Federal Appeals Court Temporarily Blocks OSHA’s Vaccine ETS

A federal appeals court temporarily blocked President Joe Biden’s Covid vaccine and testing requirements for private businesses on Saturday, just a day after they had officially gone into effect. 

The Republican attorneys general of Texas, South Carolina, Louisiana, Mississippi and Utah, as well as several private companies, filed petitions on Friday challenging the mandate in the U.S. 5th Circuit Court of Appeals.

The court on Saturday ordered the vaccine and testing requirements halted pending review “because the petitions give cause to believe there are grave statutory and constitutional issues with the Mandate.”

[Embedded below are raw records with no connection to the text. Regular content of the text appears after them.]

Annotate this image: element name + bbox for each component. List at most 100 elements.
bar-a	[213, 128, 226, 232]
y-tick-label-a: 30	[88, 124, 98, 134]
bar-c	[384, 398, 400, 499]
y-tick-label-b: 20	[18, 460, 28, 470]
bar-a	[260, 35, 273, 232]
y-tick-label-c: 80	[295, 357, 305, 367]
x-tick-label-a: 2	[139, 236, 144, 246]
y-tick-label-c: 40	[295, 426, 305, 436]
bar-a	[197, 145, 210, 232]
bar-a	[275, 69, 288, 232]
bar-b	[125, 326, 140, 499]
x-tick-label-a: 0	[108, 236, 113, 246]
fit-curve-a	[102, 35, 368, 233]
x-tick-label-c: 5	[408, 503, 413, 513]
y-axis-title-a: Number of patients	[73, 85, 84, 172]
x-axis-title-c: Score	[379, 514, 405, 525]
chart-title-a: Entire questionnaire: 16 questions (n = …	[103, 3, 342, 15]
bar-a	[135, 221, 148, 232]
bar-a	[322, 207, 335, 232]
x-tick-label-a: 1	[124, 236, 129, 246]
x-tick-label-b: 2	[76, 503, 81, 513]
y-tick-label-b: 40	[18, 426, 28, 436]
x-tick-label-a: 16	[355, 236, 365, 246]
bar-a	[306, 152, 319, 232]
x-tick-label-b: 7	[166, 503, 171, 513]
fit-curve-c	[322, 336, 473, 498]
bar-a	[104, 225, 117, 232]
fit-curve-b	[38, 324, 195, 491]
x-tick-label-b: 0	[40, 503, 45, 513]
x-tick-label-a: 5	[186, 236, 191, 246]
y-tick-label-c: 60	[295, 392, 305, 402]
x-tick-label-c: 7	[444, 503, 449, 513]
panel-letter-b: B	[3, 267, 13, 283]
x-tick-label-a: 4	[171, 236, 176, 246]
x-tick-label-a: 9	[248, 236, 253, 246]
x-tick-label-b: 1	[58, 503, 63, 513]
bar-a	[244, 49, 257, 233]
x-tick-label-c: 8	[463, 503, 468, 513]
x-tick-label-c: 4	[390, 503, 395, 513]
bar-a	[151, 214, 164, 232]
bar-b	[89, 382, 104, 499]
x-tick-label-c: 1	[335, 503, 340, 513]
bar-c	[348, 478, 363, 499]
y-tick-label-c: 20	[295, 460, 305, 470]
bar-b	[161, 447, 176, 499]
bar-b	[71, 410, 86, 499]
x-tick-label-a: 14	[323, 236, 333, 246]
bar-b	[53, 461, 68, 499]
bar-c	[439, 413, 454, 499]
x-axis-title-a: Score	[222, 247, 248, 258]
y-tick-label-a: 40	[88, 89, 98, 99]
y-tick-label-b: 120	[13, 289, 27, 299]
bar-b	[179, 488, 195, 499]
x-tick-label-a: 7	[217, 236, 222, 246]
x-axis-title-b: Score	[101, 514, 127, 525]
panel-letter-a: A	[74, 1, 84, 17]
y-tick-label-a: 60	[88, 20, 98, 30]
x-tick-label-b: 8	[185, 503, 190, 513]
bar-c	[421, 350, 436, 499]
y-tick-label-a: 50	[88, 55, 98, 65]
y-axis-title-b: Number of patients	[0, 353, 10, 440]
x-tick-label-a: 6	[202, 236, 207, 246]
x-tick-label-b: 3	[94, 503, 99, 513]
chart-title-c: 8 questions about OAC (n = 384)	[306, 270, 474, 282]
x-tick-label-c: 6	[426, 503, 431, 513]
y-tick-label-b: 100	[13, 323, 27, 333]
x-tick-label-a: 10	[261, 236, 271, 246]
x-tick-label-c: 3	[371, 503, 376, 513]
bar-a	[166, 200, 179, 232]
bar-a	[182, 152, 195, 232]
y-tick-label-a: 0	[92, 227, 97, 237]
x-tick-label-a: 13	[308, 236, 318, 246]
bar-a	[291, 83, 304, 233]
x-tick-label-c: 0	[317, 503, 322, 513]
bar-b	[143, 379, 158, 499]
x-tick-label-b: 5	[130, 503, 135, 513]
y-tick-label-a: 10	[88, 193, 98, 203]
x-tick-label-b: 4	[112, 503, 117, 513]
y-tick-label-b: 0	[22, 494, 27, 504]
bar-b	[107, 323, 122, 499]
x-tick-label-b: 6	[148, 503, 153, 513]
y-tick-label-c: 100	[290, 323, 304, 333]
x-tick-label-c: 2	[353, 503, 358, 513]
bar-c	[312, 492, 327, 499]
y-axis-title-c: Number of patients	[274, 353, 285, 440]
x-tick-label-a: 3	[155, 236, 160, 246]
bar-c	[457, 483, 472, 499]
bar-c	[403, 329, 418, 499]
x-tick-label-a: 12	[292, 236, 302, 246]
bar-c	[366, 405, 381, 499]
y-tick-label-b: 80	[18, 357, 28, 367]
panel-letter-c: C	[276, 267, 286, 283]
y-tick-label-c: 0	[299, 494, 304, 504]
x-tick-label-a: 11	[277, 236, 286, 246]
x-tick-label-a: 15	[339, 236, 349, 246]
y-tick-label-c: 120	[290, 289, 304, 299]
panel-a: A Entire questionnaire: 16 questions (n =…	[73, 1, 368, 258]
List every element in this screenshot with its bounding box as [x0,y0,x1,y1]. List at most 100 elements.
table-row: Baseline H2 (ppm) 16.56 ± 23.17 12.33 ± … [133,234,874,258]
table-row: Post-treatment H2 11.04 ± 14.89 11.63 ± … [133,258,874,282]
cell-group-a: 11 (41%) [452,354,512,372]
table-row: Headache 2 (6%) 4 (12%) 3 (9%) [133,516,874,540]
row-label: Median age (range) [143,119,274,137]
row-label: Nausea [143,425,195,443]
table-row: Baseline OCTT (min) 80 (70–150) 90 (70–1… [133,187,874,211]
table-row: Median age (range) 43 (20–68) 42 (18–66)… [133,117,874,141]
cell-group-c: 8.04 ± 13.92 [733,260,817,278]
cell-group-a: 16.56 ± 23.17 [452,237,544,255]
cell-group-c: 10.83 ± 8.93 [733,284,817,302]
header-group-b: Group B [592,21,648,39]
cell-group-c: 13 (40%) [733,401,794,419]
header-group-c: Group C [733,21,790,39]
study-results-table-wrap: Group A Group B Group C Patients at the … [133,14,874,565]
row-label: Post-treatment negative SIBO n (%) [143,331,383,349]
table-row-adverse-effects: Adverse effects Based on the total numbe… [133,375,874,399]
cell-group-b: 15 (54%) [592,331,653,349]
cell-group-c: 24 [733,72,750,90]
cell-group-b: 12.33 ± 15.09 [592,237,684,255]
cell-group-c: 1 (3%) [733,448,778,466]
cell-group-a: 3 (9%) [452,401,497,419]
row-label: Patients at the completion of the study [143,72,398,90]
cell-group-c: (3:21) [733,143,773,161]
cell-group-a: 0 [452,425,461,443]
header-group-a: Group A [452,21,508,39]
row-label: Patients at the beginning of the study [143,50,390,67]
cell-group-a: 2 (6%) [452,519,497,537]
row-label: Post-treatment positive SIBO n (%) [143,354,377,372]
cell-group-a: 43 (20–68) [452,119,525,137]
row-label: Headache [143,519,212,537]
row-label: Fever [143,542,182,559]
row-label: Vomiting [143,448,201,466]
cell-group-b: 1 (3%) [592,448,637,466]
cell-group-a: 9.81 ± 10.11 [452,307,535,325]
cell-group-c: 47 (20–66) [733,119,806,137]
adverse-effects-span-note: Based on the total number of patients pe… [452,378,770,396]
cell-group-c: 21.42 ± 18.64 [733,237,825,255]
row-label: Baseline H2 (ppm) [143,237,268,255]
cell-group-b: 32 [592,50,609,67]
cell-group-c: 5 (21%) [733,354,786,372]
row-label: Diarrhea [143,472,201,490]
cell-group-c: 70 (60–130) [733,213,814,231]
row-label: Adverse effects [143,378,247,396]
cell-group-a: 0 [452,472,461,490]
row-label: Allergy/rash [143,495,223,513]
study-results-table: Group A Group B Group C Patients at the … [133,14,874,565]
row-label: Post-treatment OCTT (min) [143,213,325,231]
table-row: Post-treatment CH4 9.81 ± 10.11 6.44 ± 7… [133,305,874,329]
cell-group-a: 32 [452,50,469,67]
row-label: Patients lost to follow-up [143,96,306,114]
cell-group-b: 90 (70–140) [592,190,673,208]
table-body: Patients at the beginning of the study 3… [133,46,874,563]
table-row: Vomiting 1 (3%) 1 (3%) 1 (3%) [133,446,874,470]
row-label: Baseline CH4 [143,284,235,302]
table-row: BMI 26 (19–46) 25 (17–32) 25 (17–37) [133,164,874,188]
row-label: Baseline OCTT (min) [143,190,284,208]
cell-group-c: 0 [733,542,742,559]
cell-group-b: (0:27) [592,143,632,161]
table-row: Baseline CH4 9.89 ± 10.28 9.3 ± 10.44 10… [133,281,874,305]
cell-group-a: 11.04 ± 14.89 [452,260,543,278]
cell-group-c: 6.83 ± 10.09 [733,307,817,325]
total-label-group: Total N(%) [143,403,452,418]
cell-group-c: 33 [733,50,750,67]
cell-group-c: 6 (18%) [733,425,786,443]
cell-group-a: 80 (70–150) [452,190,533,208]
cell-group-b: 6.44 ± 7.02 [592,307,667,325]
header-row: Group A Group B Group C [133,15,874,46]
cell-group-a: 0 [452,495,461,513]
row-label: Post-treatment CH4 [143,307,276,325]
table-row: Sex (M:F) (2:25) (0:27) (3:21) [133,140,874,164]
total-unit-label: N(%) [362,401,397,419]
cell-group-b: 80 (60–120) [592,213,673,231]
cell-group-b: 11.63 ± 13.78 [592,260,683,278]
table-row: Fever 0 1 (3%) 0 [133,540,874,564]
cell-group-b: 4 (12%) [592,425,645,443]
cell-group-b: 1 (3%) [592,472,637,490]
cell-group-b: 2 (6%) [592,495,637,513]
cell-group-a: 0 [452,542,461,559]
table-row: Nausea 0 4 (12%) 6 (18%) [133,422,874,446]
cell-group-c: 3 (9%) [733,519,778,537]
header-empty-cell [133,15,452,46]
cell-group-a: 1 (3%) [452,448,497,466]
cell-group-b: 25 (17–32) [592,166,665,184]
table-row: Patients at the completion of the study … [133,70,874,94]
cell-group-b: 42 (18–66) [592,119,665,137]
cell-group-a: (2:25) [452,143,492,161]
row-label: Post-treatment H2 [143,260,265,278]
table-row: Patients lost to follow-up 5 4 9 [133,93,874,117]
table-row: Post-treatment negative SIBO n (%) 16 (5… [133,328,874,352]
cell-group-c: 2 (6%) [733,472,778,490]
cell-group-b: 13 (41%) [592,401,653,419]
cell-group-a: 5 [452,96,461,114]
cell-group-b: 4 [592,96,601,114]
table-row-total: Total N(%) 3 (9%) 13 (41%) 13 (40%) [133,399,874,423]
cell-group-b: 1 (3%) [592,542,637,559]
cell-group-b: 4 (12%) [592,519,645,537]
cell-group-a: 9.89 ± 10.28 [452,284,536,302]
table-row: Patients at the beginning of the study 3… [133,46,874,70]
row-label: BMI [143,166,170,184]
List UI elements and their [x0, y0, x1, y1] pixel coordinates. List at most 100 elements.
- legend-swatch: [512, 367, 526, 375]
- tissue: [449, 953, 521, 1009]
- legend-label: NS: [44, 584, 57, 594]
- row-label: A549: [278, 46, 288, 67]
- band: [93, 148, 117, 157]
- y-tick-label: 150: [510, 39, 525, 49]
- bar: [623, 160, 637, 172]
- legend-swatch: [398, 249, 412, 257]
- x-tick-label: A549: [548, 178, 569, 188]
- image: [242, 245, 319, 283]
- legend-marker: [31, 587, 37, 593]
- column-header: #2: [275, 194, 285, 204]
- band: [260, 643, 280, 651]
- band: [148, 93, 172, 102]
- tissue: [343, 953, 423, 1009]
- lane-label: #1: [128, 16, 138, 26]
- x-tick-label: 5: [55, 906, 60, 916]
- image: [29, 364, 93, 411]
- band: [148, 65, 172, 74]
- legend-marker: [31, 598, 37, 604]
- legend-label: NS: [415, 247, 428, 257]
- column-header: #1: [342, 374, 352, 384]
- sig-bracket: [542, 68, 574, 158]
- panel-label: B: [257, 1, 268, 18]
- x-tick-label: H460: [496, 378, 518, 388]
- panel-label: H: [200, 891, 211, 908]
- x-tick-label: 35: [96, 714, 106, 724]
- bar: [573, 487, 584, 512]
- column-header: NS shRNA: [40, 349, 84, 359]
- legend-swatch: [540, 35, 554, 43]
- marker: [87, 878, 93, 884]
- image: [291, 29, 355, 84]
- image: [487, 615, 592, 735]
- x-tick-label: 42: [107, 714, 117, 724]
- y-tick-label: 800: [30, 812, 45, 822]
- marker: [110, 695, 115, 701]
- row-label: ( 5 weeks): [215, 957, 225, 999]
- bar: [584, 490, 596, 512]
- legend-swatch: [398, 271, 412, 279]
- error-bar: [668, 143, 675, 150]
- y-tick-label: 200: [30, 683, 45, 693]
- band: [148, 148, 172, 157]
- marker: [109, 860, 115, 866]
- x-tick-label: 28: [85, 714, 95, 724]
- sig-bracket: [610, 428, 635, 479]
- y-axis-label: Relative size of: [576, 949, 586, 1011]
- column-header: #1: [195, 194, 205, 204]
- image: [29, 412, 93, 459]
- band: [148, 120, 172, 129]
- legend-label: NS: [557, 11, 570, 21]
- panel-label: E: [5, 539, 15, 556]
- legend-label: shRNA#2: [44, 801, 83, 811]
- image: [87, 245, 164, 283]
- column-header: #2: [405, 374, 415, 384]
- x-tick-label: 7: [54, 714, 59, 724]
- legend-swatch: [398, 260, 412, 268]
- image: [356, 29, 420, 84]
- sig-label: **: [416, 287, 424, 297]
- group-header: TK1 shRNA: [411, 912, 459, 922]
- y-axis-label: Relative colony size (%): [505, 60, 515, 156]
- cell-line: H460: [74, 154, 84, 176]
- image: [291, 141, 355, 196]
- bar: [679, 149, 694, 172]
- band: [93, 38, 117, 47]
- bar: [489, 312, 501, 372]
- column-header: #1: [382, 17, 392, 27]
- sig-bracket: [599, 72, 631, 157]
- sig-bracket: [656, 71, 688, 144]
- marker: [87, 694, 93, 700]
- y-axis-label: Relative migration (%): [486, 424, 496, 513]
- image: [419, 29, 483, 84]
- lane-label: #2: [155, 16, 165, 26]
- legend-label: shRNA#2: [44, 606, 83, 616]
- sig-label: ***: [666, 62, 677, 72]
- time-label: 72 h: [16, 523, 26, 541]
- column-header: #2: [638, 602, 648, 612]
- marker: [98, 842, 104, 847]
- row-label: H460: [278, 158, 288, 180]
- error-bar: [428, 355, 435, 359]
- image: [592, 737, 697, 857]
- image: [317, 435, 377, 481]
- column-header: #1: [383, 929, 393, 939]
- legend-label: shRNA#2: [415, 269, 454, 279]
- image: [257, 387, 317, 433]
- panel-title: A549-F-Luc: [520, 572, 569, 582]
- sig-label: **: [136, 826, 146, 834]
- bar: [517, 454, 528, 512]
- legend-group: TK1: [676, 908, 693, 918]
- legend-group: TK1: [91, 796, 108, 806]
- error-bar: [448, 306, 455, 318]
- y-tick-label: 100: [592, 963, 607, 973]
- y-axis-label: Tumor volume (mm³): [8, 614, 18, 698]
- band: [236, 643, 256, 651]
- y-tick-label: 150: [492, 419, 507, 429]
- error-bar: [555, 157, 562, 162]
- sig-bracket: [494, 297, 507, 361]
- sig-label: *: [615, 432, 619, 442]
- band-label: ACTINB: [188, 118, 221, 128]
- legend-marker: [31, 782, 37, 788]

The Biden administration has until Monday evening to respond. 

The Labor Department’s top lawyer, Seema Nanda, said the administration is “fully prepared to defend this standard in court.”

OSHA, which polices workplace safety for the Labor Department, developed the vaccine and testing requirements under emergency authority that allows the agency to shortcut the process to issue workplace safety standards, which normally take years. 

“The Occupational Safety and Health Act explicitly gives OSHA the authority to act quickly in an emergency where the agency finds that workers are subjected to a grave danger and a new standard is necessary to protect them,” Nanda said in a statement Friday, after the Republican attorneys general and companies filed their challenge.

Under the mandates, companies with 100 or more employees must ensure their staff has received the shots necessary for full vaccination by Jan. 4. After that date, unvaccinated employees must submit weekly negative Covid-19 tests to enter the workplace. Unvaccinated workers must start wearing masks indoors at their workplaces starting Dec. 5.